Excitonic properties of pi-conjugated acene ethynylene-bridged polymers from a trivial to a non-trivial insulating phase

In recent papers (Refs. [1]-[2]) it was shown that it is possible to observe a topological phase transition in 1D acene ethynylene-bridged polymers from a trivial to a non-trivial insulating phase as a function of the monomer acene size. Combining tight-binding, DFT and GW calculations they showed that such quantum phase transition was accompanied by a ethylenic-to-cummulenic transition in the molecular bridges between the acenes, and that the presence of a topological transition could provide a route to novel organic metals.

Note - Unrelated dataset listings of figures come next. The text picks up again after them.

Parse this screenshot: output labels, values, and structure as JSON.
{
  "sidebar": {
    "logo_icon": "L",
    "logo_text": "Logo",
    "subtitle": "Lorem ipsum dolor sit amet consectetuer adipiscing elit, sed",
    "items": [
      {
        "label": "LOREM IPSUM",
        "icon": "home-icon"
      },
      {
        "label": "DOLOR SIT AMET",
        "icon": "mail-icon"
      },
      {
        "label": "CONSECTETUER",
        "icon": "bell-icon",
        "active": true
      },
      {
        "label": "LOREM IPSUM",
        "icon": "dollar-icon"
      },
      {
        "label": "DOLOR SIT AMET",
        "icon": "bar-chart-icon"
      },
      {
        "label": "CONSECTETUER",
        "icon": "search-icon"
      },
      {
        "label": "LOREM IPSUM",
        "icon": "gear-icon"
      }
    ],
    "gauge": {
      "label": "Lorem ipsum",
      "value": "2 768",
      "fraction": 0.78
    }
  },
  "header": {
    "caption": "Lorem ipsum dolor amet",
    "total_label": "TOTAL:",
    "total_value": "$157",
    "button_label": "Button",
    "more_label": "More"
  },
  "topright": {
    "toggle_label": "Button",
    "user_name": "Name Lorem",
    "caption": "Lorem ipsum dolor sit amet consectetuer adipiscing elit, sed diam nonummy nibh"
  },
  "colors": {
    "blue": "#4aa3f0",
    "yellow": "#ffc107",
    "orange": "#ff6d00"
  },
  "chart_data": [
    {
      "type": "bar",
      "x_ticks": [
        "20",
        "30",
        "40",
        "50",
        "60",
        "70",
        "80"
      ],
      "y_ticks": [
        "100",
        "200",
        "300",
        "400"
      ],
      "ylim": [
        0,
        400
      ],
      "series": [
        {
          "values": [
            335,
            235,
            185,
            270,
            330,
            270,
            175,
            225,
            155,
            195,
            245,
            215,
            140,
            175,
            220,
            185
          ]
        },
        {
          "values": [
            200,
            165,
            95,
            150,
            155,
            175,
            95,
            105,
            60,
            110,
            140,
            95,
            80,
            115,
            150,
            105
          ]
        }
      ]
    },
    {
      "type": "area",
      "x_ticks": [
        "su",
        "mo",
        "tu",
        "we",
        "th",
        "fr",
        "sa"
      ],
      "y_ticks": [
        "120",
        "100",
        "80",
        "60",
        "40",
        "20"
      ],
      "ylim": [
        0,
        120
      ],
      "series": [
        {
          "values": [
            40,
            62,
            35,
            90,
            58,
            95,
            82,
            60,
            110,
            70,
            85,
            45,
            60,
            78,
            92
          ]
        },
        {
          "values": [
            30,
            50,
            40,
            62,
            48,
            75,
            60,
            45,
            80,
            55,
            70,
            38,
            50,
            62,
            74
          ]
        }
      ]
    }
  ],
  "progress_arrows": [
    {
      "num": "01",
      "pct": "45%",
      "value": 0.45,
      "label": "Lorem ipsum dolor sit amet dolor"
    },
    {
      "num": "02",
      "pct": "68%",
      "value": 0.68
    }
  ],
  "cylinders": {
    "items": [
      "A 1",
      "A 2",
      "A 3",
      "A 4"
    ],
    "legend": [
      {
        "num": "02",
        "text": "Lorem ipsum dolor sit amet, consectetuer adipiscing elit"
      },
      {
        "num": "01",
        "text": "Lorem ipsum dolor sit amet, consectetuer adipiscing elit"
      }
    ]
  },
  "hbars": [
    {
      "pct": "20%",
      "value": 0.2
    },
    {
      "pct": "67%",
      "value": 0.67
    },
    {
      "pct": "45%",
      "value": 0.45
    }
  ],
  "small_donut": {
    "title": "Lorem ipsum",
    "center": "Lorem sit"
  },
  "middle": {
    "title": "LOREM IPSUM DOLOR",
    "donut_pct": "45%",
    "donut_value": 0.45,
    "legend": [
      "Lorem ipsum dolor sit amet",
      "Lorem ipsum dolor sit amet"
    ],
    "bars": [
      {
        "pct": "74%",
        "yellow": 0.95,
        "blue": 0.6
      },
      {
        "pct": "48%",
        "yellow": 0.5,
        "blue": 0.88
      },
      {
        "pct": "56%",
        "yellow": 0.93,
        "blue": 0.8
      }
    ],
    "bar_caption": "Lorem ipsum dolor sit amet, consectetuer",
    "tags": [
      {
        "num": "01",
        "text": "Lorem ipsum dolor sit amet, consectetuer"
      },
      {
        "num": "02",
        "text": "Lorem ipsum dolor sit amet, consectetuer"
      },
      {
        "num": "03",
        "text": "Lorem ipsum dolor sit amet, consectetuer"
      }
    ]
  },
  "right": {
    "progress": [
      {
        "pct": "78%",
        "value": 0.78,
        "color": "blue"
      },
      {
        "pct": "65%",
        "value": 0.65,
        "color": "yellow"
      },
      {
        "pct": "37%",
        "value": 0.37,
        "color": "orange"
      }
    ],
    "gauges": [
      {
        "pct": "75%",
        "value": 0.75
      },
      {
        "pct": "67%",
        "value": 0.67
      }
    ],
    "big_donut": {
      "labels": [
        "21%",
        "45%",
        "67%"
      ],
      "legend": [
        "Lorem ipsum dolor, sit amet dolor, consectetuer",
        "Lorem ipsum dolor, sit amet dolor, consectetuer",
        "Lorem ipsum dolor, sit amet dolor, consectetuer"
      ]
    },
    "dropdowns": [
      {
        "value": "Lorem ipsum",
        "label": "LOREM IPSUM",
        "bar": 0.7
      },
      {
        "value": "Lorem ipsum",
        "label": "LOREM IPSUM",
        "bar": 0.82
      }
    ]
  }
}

However, the optical properties of such polymers and the impact of the topological transition on their excitonic excitations were not discussed. In this work we study the excitonic properties of infinitely extended pi-conjugated acene ethynylene-bridged polymers by means of  self-consistent GW calculations and the solution of the Bethe-Salpeter equation both in the trivial and non-trivial quantum phase. We find that the optical band gap can be mechanically tuned to a great extent in the non-trivial topological phase, as can the excitonic dispersions of the singlet and triplet excitons. Other excitonic properties such as binding energies and oscillator strengths are found to vary in a highly non-monotonic way across the transition, and the effective band inversion in the non-trivial phase leads to striking effects in the real-space wave functions of the excitons that may provide a range of novel opportunities for optoelectronic applications.

[1] B. Cirera et al., Nature Nanotechnology 15, 437-443 (2020).

[2] H. Gonzàlez-Herrero et al., arXiv:2105.00025 [cond-mat.mes-hall] (2021).